When Using Sparkling Water External Backend:
^^^^^^^^^^^^^^^^^^^^^^^^^^^^^^^^^^^^^^^^^^^^

If you have allocated the recommended memory amount to your H2O cluster (4 x the size of your dataset),
you don't need to worry about memory constraints when converting between a Spark DataFrame
and an H2OFrame; there is no collision with Spark storage.

Note: the 4 x the size of your dataset assumes your dataset is represented as a CSV.
If your dataset is represented as JSON, XML or parquet, the requirements may differ significantly.
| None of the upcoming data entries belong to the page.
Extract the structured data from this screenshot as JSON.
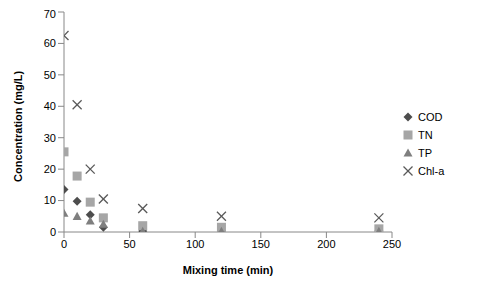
{
  "chart_data": {
    "type": "scatter",
    "x_label": "Mixing time (min)",
    "y_label": "Concentration (mg/L)",
    "xlim": [
      0,
      250
    ],
    "xticks": [
      0,
      50,
      100,
      150,
      200,
      250
    ],
    "ylim": [
      0,
      70
    ],
    "yticks": [
      0,
      10,
      20,
      30,
      40,
      50,
      60,
      70
    ],
    "grid": false,
    "legend": "right",
    "x": [
      0,
      10,
      20,
      30,
      60,
      120,
      240
    ],
    "series": [
      {
        "name": "COD",
        "color": "#4d4d4d",
        "marker": "diamond",
        "values": [
          13.5,
          9.8,
          5.5,
          1.5,
          0.3,
          0.3,
          0.3
        ]
      },
      {
        "name": "TN",
        "color": "#a6a6a6",
        "marker": "square",
        "values": [
          25.5,
          17.8,
          9.5,
          4.5,
          2,
          1.5,
          1
        ]
      },
      {
        "name": "TP",
        "color": "#7f7f7f",
        "marker": "triangle",
        "values": [
          6,
          5,
          3.5,
          2.5,
          0.2,
          0.2,
          0.2
        ]
      },
      {
        "name": "Chl-a",
        "color": "#595959",
        "marker": "x",
        "values": [
          62.5,
          40.5,
          20,
          10.5,
          7.5,
          5,
          4.5
        ]
      }
    ]
  }
}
When Using Sparkling Water Internal Backend:
^^^^^^^^^^^^^^^^^^^^^^^^^^^^^^^^^^^^^^^^^^^^

In the internal backend mode, H2O-3 shares the JVM with Spark executors. In this case, you will want to
allocate enough memory to run Spark transformations on your DataFrame (which means allocating a
minimum memory of your dataset and memory for those transformations), plus allocate an additional 4 x the
size of your dataset.

Note: there is data duplication when you convert between a Spark DataFrame and an
H2Oframe (though H2O uses compression tricks to help reduce the memory requirements for this
conversion); there is no data duplication when you convert between an H2OFrame and
a Spark DataFrame because Sparkling Water uses a wrapper around the H2OFrame, which
uses the RDD/DataFrame API.